REPUBLIKA.CO.ID, JAKARTA -- Majelis Ulama Indonesia dijadwalkan akan membahas mengenai janji kampanye yang tidak ditepati oleh pemimpin pada forum ijtima atau pertemuan akbar ulama se-Indonesia pada Juni nanti. MUI menganggap sebuah janji merupakan amanah yang haris dijalankan.
Sekretaris Jenderal Pengurus Besar Nahdlatul Ulama (PBNU), Marsudi Suhud mengatakan, siapapun calon pemimpin harus hati-hati memberikan janji pada masa kampanye. Sebab, janji itu akan menjadi hutang harus dibayar.
“Janjinya tidak boleh untuk main-main. Janji untuk ditepati. Kata Nabi SAW, Al wa’du dainun. Janji adalah hutang,” kata Marsudi kepada Republika, Jumat (1/5).
PBNU, kata Marsudi, mengingatkan kepada siapa pun, baik itu pemimpin dan calon pemimpin yang hendak memberi janji haruslah memikirkan lebih matang dahulu. Apakah hal yang akan dijanjikan itu mampu diwujudkan atau tidak.

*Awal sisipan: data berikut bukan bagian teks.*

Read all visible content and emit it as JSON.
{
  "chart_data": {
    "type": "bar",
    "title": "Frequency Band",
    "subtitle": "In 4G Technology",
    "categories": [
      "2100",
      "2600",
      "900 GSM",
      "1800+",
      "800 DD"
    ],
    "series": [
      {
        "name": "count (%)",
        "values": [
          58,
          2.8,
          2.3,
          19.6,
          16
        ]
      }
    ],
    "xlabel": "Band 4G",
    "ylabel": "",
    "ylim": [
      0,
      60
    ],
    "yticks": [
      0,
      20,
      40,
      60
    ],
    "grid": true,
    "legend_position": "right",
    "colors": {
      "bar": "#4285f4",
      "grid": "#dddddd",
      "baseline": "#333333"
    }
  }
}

Ia juga mengingatkan akan pentingnya untuk mengucapkan kata Insyaallah debelum memberikan janji kepada masyarakat. Sebab, kata Insyaallah akan membuat seseorang tersebut berlindung kepada Allah atas hal apa yang ingin ia capai.
“Makanya di situ pentingnya kalimat Insyaallah sebelum berjanji. Jangan asal-asal diumbar saja,” ucap Marsudi.

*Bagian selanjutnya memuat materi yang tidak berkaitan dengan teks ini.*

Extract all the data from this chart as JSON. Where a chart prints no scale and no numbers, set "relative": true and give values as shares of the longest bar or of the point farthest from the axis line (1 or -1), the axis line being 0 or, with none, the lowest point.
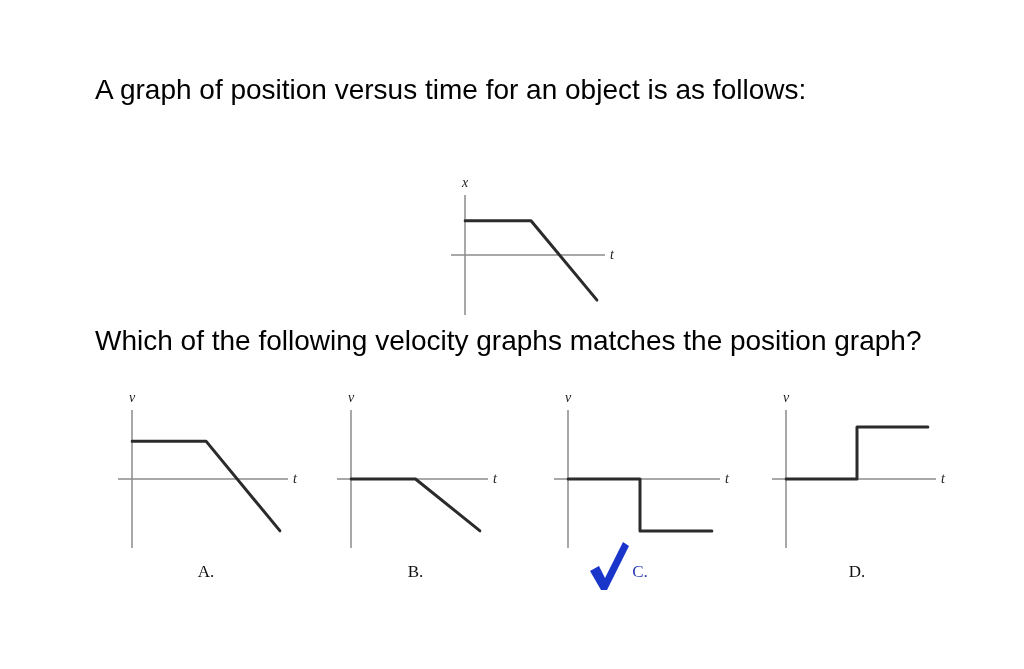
{
  "chart_data": [
    {
      "type": "line",
      "title": "A graph of position versus time for an object is as follows:",
      "xlabel": "t",
      "ylabel": "x",
      "relative": true,
      "categories": [
        null,
        null,
        null
      ],
      "values": [
        0.76,
        0.76,
        -1
      ],
      "color": "#2b2b2b"
    },
    {
      "type": "other",
      "title": "Which of the following velocity graphs matches the position graph?"
    },
    {
      "type": "line",
      "title": "A.",
      "xlabel": "t",
      "ylabel": "v",
      "relative": true,
      "categories": [
        null,
        null,
        null
      ],
      "values": [
        0.73,
        0.73,
        -1
      ],
      "color": "#2b2b2b"
    },
    {
      "type": "line",
      "title": "B.",
      "xlabel": "t",
      "ylabel": "v",
      "relative": true,
      "categories": [
        null,
        null,
        null
      ],
      "values": [
        0,
        0,
        -1
      ],
      "color": "#2b2b2b"
    },
    {
      "type": "step",
      "title": "C.",
      "xlabel": "t",
      "ylabel": "v",
      "relative": true,
      "categories": [
        null,
        null,
        null
      ],
      "values": [
        0,
        -1,
        -1
      ],
      "color": "#2b2b2b"
    },
    {
      "type": "step",
      "title": "D.",
      "xlabel": "t",
      "ylabel": "v",
      "relative": true,
      "categories": [
        null,
        null,
        null
      ],
      "values": [
        0,
        1,
        1
      ],
      "color": "#2b2b2b"
    }
  ]
}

Seperti diketahui, pada ijtima ulama se-Indonesia yang akan dilaksanakan di Tegal nanti, tema yang diangkat MUI adalah ‘bagaimana kalau ulil amri tidak menepati janji. MUI menilai perlunya untuk mengkaji apakah janji pada saat kampanye itu mengikat atau tidak dalam konteks kepemimpinan.

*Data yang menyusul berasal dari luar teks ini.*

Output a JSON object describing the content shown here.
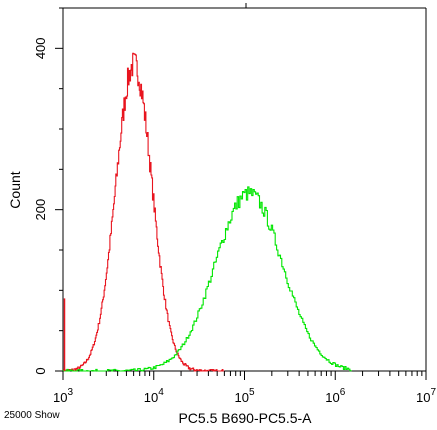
{
  "chart_data": {
    "type": "histogram",
    "title": "",
    "xlabel": "PC5.5 B690-PC5.5-A",
    "ylabel": "Count",
    "x_scale": "log",
    "xlim": [
      1000,
      10000000
    ],
    "ylim": [
      0,
      450
    ],
    "x_ticks": [
      {
        "value": 1000,
        "base": "10",
        "exp": "3"
      },
      {
        "value": 10000,
        "base": "10",
        "exp": "4"
      },
      {
        "value": 100000,
        "base": "10",
        "exp": "5"
      },
      {
        "value": 1000000,
        "base": "10",
        "exp": "6"
      },
      {
        "value": 10000000,
        "base": "10",
        "exp": "7"
      }
    ],
    "y_ticks": [
      0,
      200,
      400
    ],
    "grid": false,
    "footnote": "25000 Show",
    "series": [
      {
        "color": "#e8141e",
        "peak_x": 6000,
        "peak_count": 380,
        "log_sigma": 0.2,
        "x_start": 1000,
        "x_end": 60000
      },
      {
        "color": "#00e600",
        "peak_x": 110000,
        "peak_count": 220,
        "log_sigma": 0.37,
        "x_start": 1000,
        "x_end": 1500000
      }
    ]
  }
}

MUI akan menentukan seorang calon pemimpin yang banyak memberikan janji, namun tidak mampu menepatinya dapat digolongkan sebagai pengkhianat atau tidak. Serta MUI akan menetukan apakah perlu bagi masyarakat untuk menaati pemimpin yang tidak amanah terhadap janji-janji perubahan yang mereka umbar.